Extensive travelling and the development of a painting career over the past eight years have culminated in six ambitious and iconic paintings. Beautifully detailed and carefully executed, they represent Dubnyckyj’s deep fascination with and perception of the homogenised twenty-first century cityscape. Spectacular images of the world’s most defining cities are depicted here in highly reflective gloss-painted surfaces that glow with the assurance of man’s achievements.

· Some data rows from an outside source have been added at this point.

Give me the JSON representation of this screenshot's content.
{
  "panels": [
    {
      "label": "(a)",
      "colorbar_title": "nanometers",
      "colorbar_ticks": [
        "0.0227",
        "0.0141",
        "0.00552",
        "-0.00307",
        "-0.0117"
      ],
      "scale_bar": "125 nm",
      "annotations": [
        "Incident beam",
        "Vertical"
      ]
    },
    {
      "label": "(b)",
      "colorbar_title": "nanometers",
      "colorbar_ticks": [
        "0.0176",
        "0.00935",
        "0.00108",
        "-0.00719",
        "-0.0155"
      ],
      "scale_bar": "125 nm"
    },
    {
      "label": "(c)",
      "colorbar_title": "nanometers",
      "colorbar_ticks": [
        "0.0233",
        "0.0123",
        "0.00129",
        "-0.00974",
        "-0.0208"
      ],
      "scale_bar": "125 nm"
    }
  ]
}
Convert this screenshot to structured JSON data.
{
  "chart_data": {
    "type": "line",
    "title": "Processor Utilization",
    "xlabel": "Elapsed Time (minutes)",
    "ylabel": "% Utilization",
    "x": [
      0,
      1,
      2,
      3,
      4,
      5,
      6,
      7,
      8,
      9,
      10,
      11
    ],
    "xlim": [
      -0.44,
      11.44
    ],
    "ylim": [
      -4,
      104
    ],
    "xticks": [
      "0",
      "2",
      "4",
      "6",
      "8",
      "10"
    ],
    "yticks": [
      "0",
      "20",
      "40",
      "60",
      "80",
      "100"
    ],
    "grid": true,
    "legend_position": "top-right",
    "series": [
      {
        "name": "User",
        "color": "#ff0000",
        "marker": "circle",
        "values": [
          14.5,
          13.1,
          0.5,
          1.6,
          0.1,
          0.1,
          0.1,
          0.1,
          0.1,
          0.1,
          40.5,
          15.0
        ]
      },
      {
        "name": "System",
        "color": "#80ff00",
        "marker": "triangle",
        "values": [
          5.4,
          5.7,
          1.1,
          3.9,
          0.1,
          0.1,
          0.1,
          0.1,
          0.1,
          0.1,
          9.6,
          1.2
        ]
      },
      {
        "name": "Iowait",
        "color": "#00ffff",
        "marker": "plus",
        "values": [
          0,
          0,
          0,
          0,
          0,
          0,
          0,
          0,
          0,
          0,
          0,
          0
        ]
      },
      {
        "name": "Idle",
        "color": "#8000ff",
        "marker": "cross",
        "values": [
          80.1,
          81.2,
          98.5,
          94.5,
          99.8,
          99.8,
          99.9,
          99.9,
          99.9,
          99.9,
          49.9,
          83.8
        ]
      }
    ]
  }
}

Cities play host to humanity’s hopes and dreams and yet conversely its despairs. They are emblems of social development, but tax our natural surroundings to breaking point. Perhaps the paintings contain both elements of this darkness and foreboding while simultaneously capturing their beauty and achievement. What truly is their nature if it is not a reflection of humanity itself? By setting her keen eye on a fresh set of sites, the artist moves above street level to where the true structure of a city begins to reveal itself, with arterial roads and synaptic lights. These places, which forever change as lives pass through them, are presented in their natural motion. Flat abstract shapes, through the selective inclusion of detail, build up breathtaking scenes that are familiar yet uncomfortably new.
The Arc de Triomphe, set against its surroundings becomes suddenly diminutive in scale. Has it lost its relevance or does it still carry the identity of a Nation? The iconic Chrysler building stands tall in the foreground, its beauty contrasting with the monotonous skyscrapers around it. Tower Bridge, reduced almost to a silhouette, is still unmistakable, and St Paul’s illuminates the night like a beacon.
What is it about these cities and architectural icons that have lodged themselves so concretely into the landscape of our psyche? Dubnyckyj confronts this question and focuses our attention in this poignant body of new paintings.